Page MenuHomePhabricator

Spam to -owner mailing lists from *@qq.com emails
Closed, DeclinedPublic

Description

As mentioned in T170601#4023723 I get lots of spam targeting cep-owner@. Those messages match the two conditions for ref3 at https://phabricator.wikimedia.org/source/operations-puppet/browse/production/modules/profile/templates/exim/system_filter.conf.mailman.erb;555070812a85ab8e51bd88bc35ecebaa24e50bdf$31 so that does not seem to work (anymore)?

ref2 nearly also matches. It would match if it was .*8。C(O|0)M.* instead.
Edit: Nope, many but not _all_ emails include that.
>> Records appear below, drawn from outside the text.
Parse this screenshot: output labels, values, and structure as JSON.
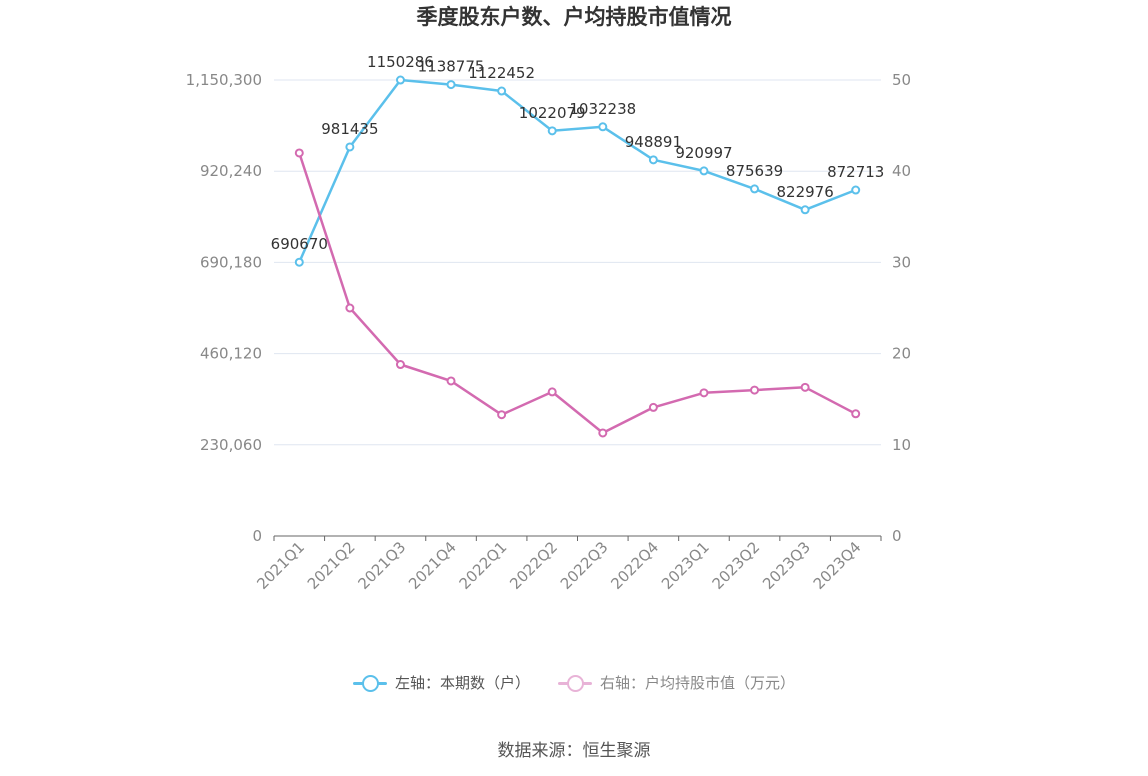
{
  "chart_data": {
    "type": "line",
    "title": "季度股东户数、户均持股市值情况",
    "categories": [
      "2021Q1",
      "2021Q2",
      "2021Q3",
      "2021Q4",
      "2022Q1",
      "2022Q2",
      "2022Q3",
      "2022Q4",
      "2023Q1",
      "2023Q2",
      "2023Q3",
      "2023Q4"
    ],
    "series": [
      {
        "name": "左轴：本期数（户）",
        "axis": "left",
        "color": "#5bc0eb",
        "values": [
          690670,
          981435,
          1150286,
          1138775,
          1122452,
          1022079,
          1032238,
          948891,
          920997,
          875639,
          822976,
          872713
        ],
        "labels": [
          "690670",
          "981435",
          "1150286",
          "1138775",
          "1122452",
          "1022079",
          "1032238",
          "948891",
          "920997",
          "875639",
          "822976",
          "872713"
        ]
      },
      {
        "name": "右轴：户均持股市值（万元）",
        "axis": "right",
        "color": "#d36ab0",
        "values": [
          42.0,
          25.0,
          18.8,
          17.0,
          13.3,
          15.8,
          11.3,
          14.1,
          15.7,
          16.0,
          16.3,
          13.4
        ]
      }
    ],
    "left_axis": {
      "ylim": [
        0,
        1150300
      ],
      "ticks": [
        0,
        230060,
        460120,
        690180,
        920240,
        1150300
      ],
      "tick_labels": [
        "0",
        "230,060",
        "460,120",
        "690,180",
        "920,240",
        "1,150,300"
      ]
    },
    "right_axis": {
      "ylim": [
        0,
        50
      ],
      "ticks": [
        0,
        10,
        20,
        30,
        40,
        50
      ],
      "tick_labels": [
        "0",
        "10",
        "20",
        "30",
        "40",
        "50"
      ]
    },
    "grid": true,
    "legend": "bottom-center",
    "source": "数据来源：恒生聚源"
  }
}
Same for .*5⒏0提.*.

Event Timeline

Aklapper updated the task description. (Show Details)Mar 18 2018, 12:03 AM

Yes, qq.com is an ongoing nuisance across multiple mailing lists.

Elitre added a subscriber: Elitre.Mar 19 2018, 12:50 PM
Restricted Application added a project: Operations. · View Herald TranscriptJun 20 2018, 2:45 PM

In the past qq.com spam to -owner addresses was coming mostly from blocklisted mail systems, so https://gerrit.wikimedia.org/r/#/c/operations/puppet/+/378930/ was implemented to reject them. Maybe something has changed in the way these are being sent.

Are there a few examples of this spam (with full headers) available?

herron claimed this task.Jun 20 2018, 5:18 PM

At least for cep-owner@ this stopped a while ago and I don't have any such messages anymore, sorry.
If noone experiences this problem anymore this task might declined.

herron closed this task as Declined.Jun 27 2018, 3:11 PM

At least for cep-owner@ this stopped a while ago and I don't have any such messages anymore, sorry.
If noone experiences this problem anymore this task might declined.

Ok, since this task has been quiet for a week I'll transition to declined. We can of course re-open if a recent example becomes available.